Tuesday, April 03, 2007

I have to admit that today I’m a little discouraged. I long to say with confidence that NEXT month we’ll meet our daughter, but I’ve been disappointed SO many times throughout this process that I’m afraid to even hope. 20 months ago this week we sent in our initial application to our agency. That’s just WAY too long to be pregnant, even in the paper sense. I think what scares me the most is that I feel my faith in God’s timing wavering a little. In my head I know that He loves me and will accomplish His best for our family, which is always better than any plan I could orchestrate for myself. My heart, however, wonders if I’ll still be able to call that plan “good” if we don’t travel until June. We’ve already waited a week longer than all but one family who has adopted from Reagan’s province. If we don’t hear that her paperwork has moved onto Hanoi inside the next few weeks, May travel will become less and less likely. Our agency seems confident that we’ll be hearing good news soon, but they were also pretty sure we’d wait 1-3 months for a referral. We actually waited 4 ½. Compared to the wait now, we were very fortunate, but the disappointment wears on you. We have been on the long end, or past the long end, of every timeframe we’ve been given thus far. You would think I’d just accept that each successive step would follow the same pattern, but I can’t help but hope for the best.

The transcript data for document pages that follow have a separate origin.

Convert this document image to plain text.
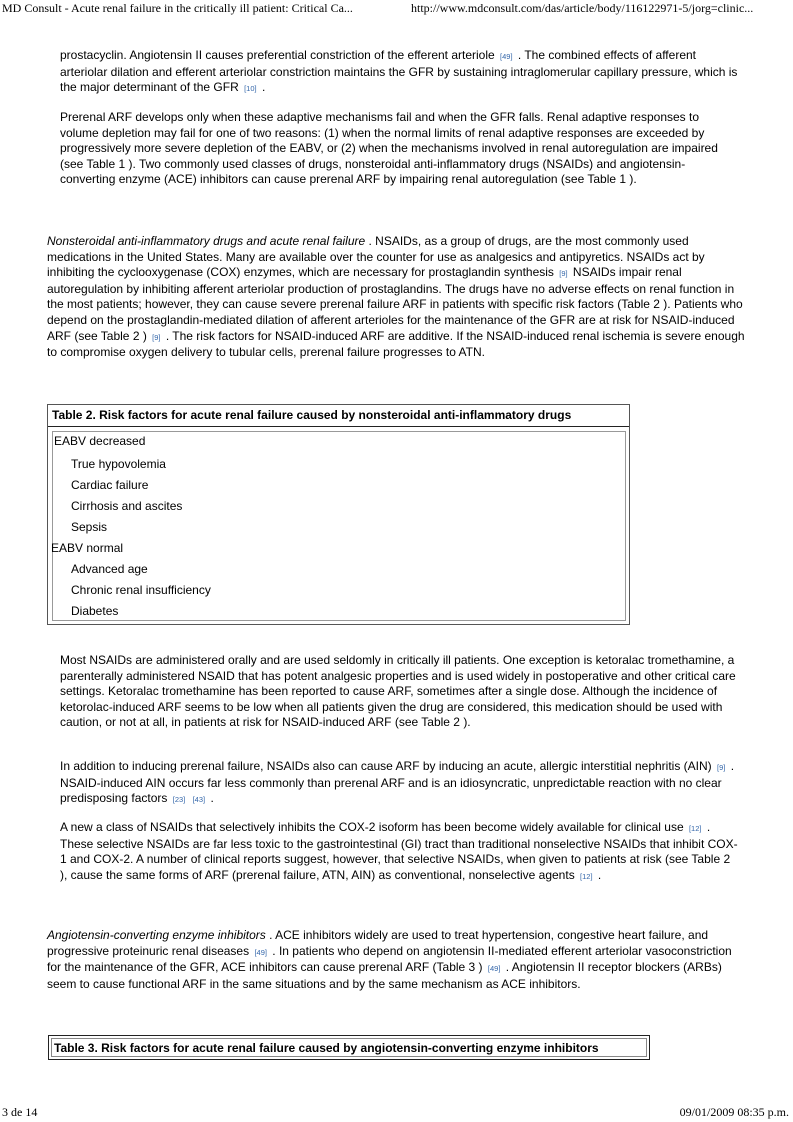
MD Consult - Acute renal failure in the critically ill patient: Critical Ca...	http://www.mdconsult.com/das/article/body/116122971-5/jorg=clinic...

prostacyclin. Angiotensin II causes preferential constriction of the efferent arteriole [49] . The combined effects of afferent arteriolar dilation and efferent arteriolar constriction maintains the GFR by sustaining intraglomerular capillary pressure, which is the major determinant of the GFR [10] .

Prerenal ARF develops only when these adaptive mechanisms fail and when the GFR falls. Renal adaptive responses to volume depletion may fail for one of two reasons: (1) when the normal limits of renal adaptive responses are exceeded by progressively more severe depletion of the EABV, or (2) when the mechanisms involved in renal autoregulation are impaired (see Table 1 ). Two commonly used classes of drugs, nonsteroidal anti-inflammatory drugs (NSAIDs) and angiotensin-converting enzyme (ACE) inhibitors can cause prerenal ARF by impairing renal autoregulation (see Table 1 ).

Nonsteroidal anti-inflammatory drugs and acute renal failure . NSAIDs, as a group of drugs, are the most commonly used medications in the United States. Many are available over the counter for use as analgesics and antipyretics. NSAIDs act by inhibiting the cyclooxygenase (COX) enzymes, which are necessary for prostaglandin synthesis [9] NSAIDs impair renal autoregulation by inhibiting afferent arteriolar production of prostaglandins. The drugs have no adverse effects on renal function in the most patients; however, they can cause severe prerenal failure ARF in patients with specific risk factors (Table 2 ). Patients who depend on the prostaglandin-mediated dilation of afferent arterioles for the maintenance of the GFR are at risk for NSAID-induced ARF (see Table 2 ) [9] . The risk factors for NSAID-induced ARF are additive. If the NSAID-induced renal ischemia is severe enough to compromise oxygen delivery to tubular cells, prerenal failure progresses to ATN.

Table 2. Risk factors for acute renal failure caused by nonsteroidal anti-inflammatory drugs
EABV decreased
True hypovolemia
Cardiac failure
Cirrhosis and ascites
Sepsis
EABV normal
Advanced age
Chronic renal insufficiency
Diabetes

Most NSAIDs are administered orally and are used seldomly in critically ill patients. One exception is ketoralac tromethamine, a parenterally administered NSAID that has potent analgesic properties and is used widely in postoperative and other critical care settings. Ketoralac tromethamine has been reported to cause ARF, sometimes after a single dose. Although the incidence of ketorolac-induced ARF seems to be low when all patients given the drug are considered, this medication should be used with caution, or not at all, in patients at risk for NSAID-induced ARF (see Table 2 ).

In addition to inducing prerenal failure, NSAIDs also can cause ARF by inducing an acute, allergic interstitial nephritis (AIN) [9] . NSAID-induced AIN occurs far less commonly than prerenal ARF and is an idiosyncratic, unpredictable reaction with no clear predisposing factors [23] [43] .

A new a class of NSAIDs that selectively inhibits the COX-2 isoform has been become widely available for clinical use [12] . These selective NSAIDs are far less toxic to the gastrointestinal (GI) tract than traditional nonselective NSAIDs that inhibit COX-1 and COX-2. A number of clinical reports suggest, however, that selective NSAIDs, when given to patients at risk (see Table 2 ), cause the same forms of ARF (prerenal failure, ATN, AIN) as conventional, nonselective agents [12] .

Angiotensin-converting enzyme inhibitors . ACE inhibitors widely are used to treat hypertension, congestive heart failure, and progressive proteinuric renal diseases [49] . In patients who depend on angiotensin II-mediated efferent arteriolar vasoconstriction for the maintenance of the GFR, ACE inhibitors can cause prerenal ARF (Table 3 ) [49] . Angiotensin II receptor blockers (ARBs) seem to cause functional ARF in the same situations and by the same mechanism as ACE inhibitors.

Table 3. Risk factors for acute renal failure caused by angiotensin-converting enzyme inhibitors
3 de 14	09/01/2009 08:35 p.m.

Okay, now I’m starting to sound a bit whiney. That’s not good. I know all you adoptive moms out there will sympathize with what I’m feeling though, and I’m grateful to have this avenue for sharing what I’m sure are not uncommon thoughts. Even those of you who haven’t adopted can pray, and today I need it. I’m not even sure what to pray for anymore, so hopefully those of you godly readers will be willing to speak to God with more clarity and wisdom than I can. I want to pray, “Lord, bring her home TODAY!” I know I should pray “Lord, bring her home in Your perfect time” but I’m afraid. Afraid that His time just might be longer than my heart can bear. So for now I’ll just pray that He’ll continue to take care of her, and give me the patience to endure with more joy than I’m feeling right now.